TOKYO - Japanese manufacturing activity expanded at a slightly slower pace in March, revised data from a survey showed on Monday, as growth in new orders and output moderated slightly though the economy overall remained in solid shape.
The Final Markit/Nikkei Japan Manufacturing Purchasing Managers Index (PMI) fell to 53.1 in March on a seasonally adjusted basis, slightly below a preliminary 53.2 and below a final 54.1 in February.
The headline reading fell for the second consecutive month, but remained above the 50 threshold that separates contraction from expansion for the 19th executive month.

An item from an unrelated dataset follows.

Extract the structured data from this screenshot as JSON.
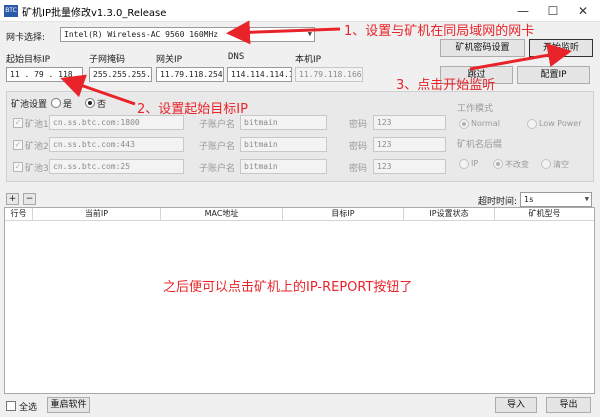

"Latest survey data presented a second successive decline in the Manufacturing PMI for Japan," said Joe Hayes, economist at IHS Markit, which compiles the survey.
"That said, the overall picture remains upbeat. The reading of 53.1 still indicates a fairly solid pace of improvement in business conditions."
The final index for new orders was 53.1, below the preliminary reading of 53.2 and down from 54.7 in the previous month.
The new export orders index was unchanged from the advance estimate at 52.5, but down compared with a final 54.1 in February.
Japan's economy has expanded for eight consecutive quarters, the longest uninterrupted streak since a 12-quarter run of growth during the mid-to-late 1980s boom.
Some economists have cautioned that the pace of growth could moderate this year because consumer spending may ebb slightly, even though strong exports performance of Japan Inc. continues to underpin the world's third-biggest economy.